All these are transaction costs, be it money or time, which exist within the market.

More formally, Coase breaks these down into three categories:

  1. Search and information costs
  2. Bargaining and decision costs
  3. Policing and enforcement costs

But these costs are significantly lower within the firm.

  1. As information flows more freely within the firm, the entrepreneur can more easily find a suitable employee to execute certain tasks.
  2. With no or little informal negotiation, the entrepreneur simply orders the employee.
  3. The entrepreneur punishes underperformers by demoting or firing them.

And this is ultimately a major reason why the firm exists alongside the market. For certain types of economic activities, the firm reduces the aforementioned transaction costs.

Bridging the Market and the Firm

Enter cryptonetworks.

They blur the dividing line between the market and the firm. In fact, they offer the best of both worlds.

They are likely not strictly better than the market and the firm in all scenarios, but they offer a worthy alternative in some scenarios by pushing the tradeoff boundary outward.

Similarly to markets, they allow people to organize economic activities decentrally without a ruler. Meritocratic participants engage, through pure economic incentives instead of orders, in activities such as money supply, computation, storage, prediction, content production, and content curation.

Similarly to firms, they help reduce transaction costs:

Search and information

Cryptonetworks are ultimately a type of networks, and networks have “network effects”. Every existing participant knows that adding a new participant creates value for themselves. As such, every existing participant is incentivized to search for new participants, thereby creating an exponentially compounding army of recruiters.

This contrasts the market’s price mechanism where the recruiter is just an individual or a small constant number of individuals.

Bargaining and decision

Bargaining is fundamentally a process of discovery. Discover what you are willing to accept and what the person on the other side of the table is willing to accept. It can be a lengthy process due to communication frictions. Sometimes, the lack of skin in the game can cause one party to withdraw from verbal commitments, which is costly for the other party. This is where open-source software (OSS) and tokens may shine.

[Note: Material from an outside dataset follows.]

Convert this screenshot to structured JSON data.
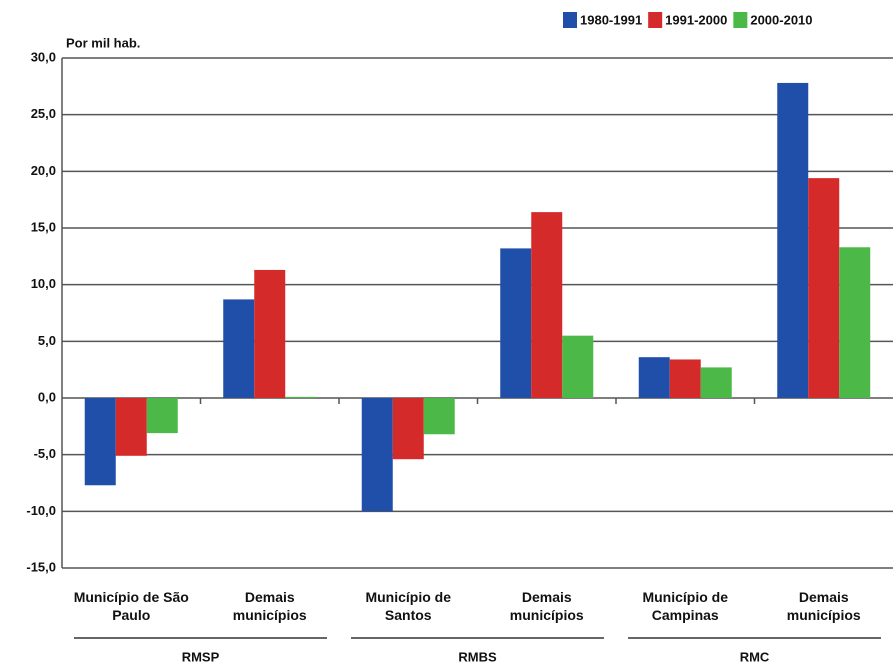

OSS openly and fully communicates what the terms are. If someone isn’t happy with the terms, they can propose new terms by forking the code and changing the parameters.

Tokens allows the discovery process take place in the form of liquid trading. It’s effectively a negotiation between a large of parties on both sides of the table, where new bids and offers are placed swiftly to reduce information asymmetry. It provides the additional benefit that all parties put their money where their mouth is.

Policing and enforcement

Instead of enforcing contracts with national laws, cryptonetworks enforce contracts by decentralized consensus. The borderless nature of decentralized consensus is particularly advantageous in an era of globalization. In his 1996 famous paper on smart contracts, Nick Szabo noted that:

Legal barriers are the most severe cost of doing business across many jurisdictions. Smart contracts can cut through this Gordian knot of jurisdictions. [They] can decrease vulnerability to capricious jurisdictions [and] dependence on these obscure local legal codes and enforcement traditions.

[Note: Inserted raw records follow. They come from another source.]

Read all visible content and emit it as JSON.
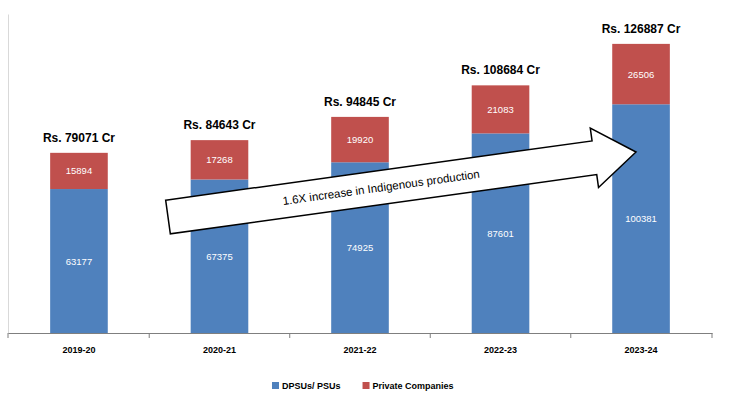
{
  "chart_data": {
    "type": "bar",
    "stacked": true,
    "data_labels": true,
    "tick_labels": "x",
    "grid": false,
    "legend": "bottom",
    "categories": [
      "2019-20",
      "2020-21",
      "2021-22",
      "2022-23",
      "2023-24"
    ],
    "series": [
      {
        "name": "DPSUs/ PSUs",
        "color": "#4f81bd",
        "values": [
          63177,
          67375,
          74925,
          87601,
          100381
        ]
      },
      {
        "name": "Private Companies",
        "color": "#c0504d",
        "values": [
          15894,
          17268,
          19920,
          21083,
          26506
        ]
      }
    ],
    "total_labels": [
      "Rs. 79071 Cr",
      "Rs. 84643 Cr",
      "Rs. 94845 Cr",
      "Rs. 108684 Cr",
      "Rs. 126887 Cr"
    ],
    "annotation": "1.6X increase in Indigenous production",
    "ylim": [
      0,
      140000
    ]
  }
}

Of course, all laws cannot be encoded in software. For starters, how can physical punishments be executed using code? However, with internet-native monies and Turing-complete virtual machines, financial rewards and punishments certainly can.

Conclusion

No theory is perfect, but some are useful.

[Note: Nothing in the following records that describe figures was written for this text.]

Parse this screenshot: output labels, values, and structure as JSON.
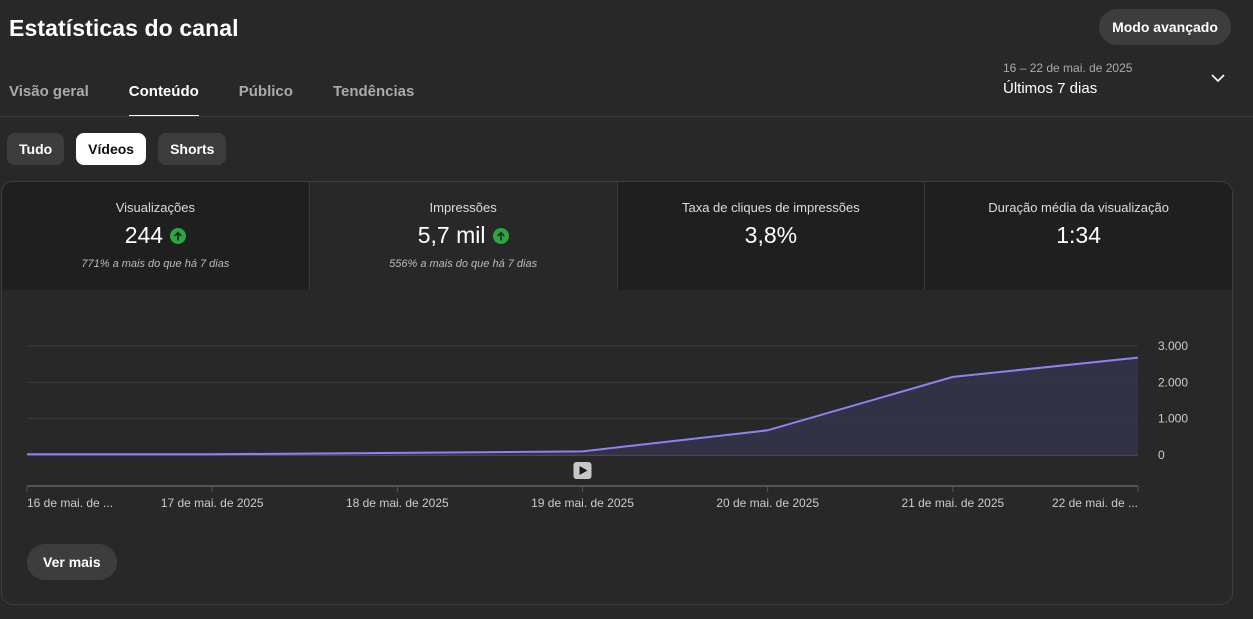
{
  "header": {
    "title": "Estatísticas do canal",
    "advanced_button": "Modo avançado"
  },
  "tabs": [
    {
      "label": "Visão geral",
      "active": false
    },
    {
      "label": "Conteúdo",
      "active": true
    },
    {
      "label": "Público",
      "active": false
    },
    {
      "label": "Tendências",
      "active": false
    }
  ],
  "date_range": {
    "range": "16 – 22 de mai. de 2025",
    "label": "Últimos 7 dias",
    "icon": "chevron-down-icon"
  },
  "filters": [
    {
      "label": "Tudo",
      "active": false
    },
    {
      "label": "Vídeos",
      "active": true
    },
    {
      "label": "Shorts",
      "active": false
    }
  ],
  "metrics": [
    {
      "label": "Visualizações",
      "value": "244",
      "trend": "up",
      "comparison": "771% a mais do que há 7 dias",
      "selected": false
    },
    {
      "label": "Impressões",
      "value": "5,7 mil",
      "trend": "up",
      "comparison": "556% a mais do que há 7 dias",
      "selected": true
    },
    {
      "label": "Taxa de cliques de impressões",
      "value": "3,8%",
      "trend": "",
      "comparison": "",
      "selected": false
    },
    {
      "label": "Duração média da visualização",
      "value": "1:34",
      "trend": "",
      "comparison": "",
      "selected": false
    }
  ],
  "colors": {
    "line": "#8b83f5",
    "area": "#35334a",
    "trend_up": "#2ba640"
  },
  "chart_data": {
    "type": "area",
    "categories": [
      "16 de mai. de ...",
      "17 de mai. de 2025",
      "18 de mai. de 2025",
      "19 de mai. de 2025",
      "20 de mai. de 2025",
      "21 de mai. de 2025",
      "22 de mai. de ..."
    ],
    "values": [
      20,
      20,
      60,
      100,
      680,
      2150,
      2680
    ],
    "ylim": [
      0,
      3000
    ],
    "yticks": [
      0,
      1000,
      2000,
      3000
    ],
    "ytick_labels": [
      "0",
      "1.000",
      "2.000",
      "3.000"
    ],
    "grid": true,
    "annotation_icon": "video-marker-icon",
    "annotation_category": "19 de mai. de 2025"
  },
  "see_more": "Ver mais"
}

Coase’s Nature of the Firm is no exception. Numerous scholars built on his foundation and painted a fuller picture.

It is nevertheless an elegant and insightful one. It improves our understanding of why the market and the firm coexist.

Cryptonetworks have the potential to bridge the gap between the market and the firm. It complements the firm by bringing the meritocracy of the market. It complements the market by offering the transaction cost benefits of the firm.

As such, it’s not inconceivable that more and more economic activities will be organized using cryptonetworks in the coming decades.